Nabucco
Wieder einmal spielte Petrus die Begleitakkorde: Bei Verdis "Nabucco" konnte das aus rumänischen und tschechischen Musikern zusammengesetzte Orchester mit den Klängen der beliebten und bekannten Oper aber deutlich die leichten Regenfälle übertönen und für eine fantastische Stimmung unter den rund 1.500 Zuschauern auf der Burg Monschau sorgen. Die ergreifende Handlung um den Hohepriester Zacharias, den König Nebukadnezar (der von Verdis Textdichter Temistocle Solera zu "Nabucco" italienisiert wurde), dessen Tochter Fenema und andere handelnde Figuren wie der intriganten Abigail zog das Publikum in seinen Bann, das sich auch vom weltbekannten "Gefangenenchor" begeistern lassen konnten.
Eine Vielzahl von hervorragenden Solisten machte "Nabucco zudem zu einem Fest der schönen Stimmen: Paola Romanó (Sopran) ließ ihre Abigail förmlich lodern.
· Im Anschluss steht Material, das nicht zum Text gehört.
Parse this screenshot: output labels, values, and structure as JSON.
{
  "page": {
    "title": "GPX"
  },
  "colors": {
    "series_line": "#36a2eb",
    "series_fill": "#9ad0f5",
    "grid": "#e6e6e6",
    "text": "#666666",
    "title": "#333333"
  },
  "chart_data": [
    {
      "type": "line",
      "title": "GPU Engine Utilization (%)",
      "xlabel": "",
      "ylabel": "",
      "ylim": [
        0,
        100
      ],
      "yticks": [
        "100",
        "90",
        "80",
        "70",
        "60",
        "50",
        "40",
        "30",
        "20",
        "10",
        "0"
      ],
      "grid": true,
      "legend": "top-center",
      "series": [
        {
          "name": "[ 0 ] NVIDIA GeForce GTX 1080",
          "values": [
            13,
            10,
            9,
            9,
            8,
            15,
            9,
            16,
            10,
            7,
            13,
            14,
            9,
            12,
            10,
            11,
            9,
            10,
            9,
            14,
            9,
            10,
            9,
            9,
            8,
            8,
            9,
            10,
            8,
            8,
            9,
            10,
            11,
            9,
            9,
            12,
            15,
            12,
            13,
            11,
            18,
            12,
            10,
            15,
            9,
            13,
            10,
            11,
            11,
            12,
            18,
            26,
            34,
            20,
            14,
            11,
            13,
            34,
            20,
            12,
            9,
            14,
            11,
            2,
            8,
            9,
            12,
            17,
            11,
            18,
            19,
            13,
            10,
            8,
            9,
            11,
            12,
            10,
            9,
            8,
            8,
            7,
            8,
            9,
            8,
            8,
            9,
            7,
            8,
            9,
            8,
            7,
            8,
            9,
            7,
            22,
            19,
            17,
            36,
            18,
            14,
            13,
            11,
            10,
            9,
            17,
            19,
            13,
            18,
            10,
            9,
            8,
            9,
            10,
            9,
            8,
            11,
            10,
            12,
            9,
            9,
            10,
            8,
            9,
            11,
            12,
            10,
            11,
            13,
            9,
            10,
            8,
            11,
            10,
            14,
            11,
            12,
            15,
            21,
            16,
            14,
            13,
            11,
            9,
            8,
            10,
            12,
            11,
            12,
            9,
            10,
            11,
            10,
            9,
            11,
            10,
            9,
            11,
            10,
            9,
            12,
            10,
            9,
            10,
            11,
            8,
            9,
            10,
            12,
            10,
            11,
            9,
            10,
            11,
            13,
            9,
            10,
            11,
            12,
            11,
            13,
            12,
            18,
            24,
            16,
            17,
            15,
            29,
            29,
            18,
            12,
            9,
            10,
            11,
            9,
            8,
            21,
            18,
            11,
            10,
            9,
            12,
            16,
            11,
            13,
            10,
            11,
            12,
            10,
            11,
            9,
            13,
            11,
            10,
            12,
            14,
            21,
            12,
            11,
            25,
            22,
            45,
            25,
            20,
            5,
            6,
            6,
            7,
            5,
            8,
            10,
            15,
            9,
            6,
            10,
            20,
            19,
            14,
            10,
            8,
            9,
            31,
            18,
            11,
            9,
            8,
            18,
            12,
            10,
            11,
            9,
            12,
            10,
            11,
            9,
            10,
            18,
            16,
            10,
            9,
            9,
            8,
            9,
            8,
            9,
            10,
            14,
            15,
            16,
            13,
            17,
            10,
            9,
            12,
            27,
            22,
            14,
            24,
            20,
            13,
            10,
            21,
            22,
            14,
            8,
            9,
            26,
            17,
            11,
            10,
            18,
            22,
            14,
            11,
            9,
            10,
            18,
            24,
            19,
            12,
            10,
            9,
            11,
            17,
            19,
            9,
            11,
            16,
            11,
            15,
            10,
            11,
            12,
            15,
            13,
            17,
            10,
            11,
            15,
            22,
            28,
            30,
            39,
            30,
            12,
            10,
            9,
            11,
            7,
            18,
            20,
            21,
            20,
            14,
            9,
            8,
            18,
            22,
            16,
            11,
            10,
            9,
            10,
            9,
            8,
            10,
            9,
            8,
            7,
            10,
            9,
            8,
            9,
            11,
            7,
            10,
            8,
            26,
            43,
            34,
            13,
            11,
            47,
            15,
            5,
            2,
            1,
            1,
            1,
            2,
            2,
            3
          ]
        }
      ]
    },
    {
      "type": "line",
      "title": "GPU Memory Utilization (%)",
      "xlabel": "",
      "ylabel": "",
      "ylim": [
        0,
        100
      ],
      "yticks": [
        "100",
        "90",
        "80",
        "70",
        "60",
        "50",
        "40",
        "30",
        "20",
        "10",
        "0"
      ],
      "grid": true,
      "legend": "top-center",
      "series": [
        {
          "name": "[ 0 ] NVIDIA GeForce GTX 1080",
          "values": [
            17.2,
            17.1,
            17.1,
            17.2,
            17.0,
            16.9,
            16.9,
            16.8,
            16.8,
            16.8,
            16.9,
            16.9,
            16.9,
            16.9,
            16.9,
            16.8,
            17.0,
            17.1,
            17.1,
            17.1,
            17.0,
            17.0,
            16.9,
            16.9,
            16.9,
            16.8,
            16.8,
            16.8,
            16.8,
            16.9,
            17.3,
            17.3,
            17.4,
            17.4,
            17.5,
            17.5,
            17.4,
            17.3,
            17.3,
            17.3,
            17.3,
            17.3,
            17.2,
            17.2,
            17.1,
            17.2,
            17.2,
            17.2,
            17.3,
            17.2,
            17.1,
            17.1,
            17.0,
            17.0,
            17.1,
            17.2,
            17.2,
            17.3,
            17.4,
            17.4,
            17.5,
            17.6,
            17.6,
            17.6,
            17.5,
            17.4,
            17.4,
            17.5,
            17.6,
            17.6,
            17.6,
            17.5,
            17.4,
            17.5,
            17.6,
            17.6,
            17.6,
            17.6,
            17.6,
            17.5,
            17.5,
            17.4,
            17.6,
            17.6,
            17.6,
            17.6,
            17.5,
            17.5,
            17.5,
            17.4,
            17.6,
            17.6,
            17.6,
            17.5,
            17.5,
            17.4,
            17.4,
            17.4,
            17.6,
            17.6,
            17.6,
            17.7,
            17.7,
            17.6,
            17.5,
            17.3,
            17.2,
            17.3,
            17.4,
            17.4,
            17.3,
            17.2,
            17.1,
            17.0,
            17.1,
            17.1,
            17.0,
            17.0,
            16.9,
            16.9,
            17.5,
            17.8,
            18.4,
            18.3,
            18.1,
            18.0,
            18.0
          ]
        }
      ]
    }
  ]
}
Enrico Rinaldo (Bass) vermochte dem Zacharia viel dramatische Fülle - genau so wie es der Chor nicht an Ausdrucksstärke fehlen ließ.
Nicht zuletzt darum ist es bei der "Monschau Klassik" wieder einmal geglückt, Musik aus einer vergangener Zeit so zu beleben, dass sie Menschen von heute zu erreichen vermag.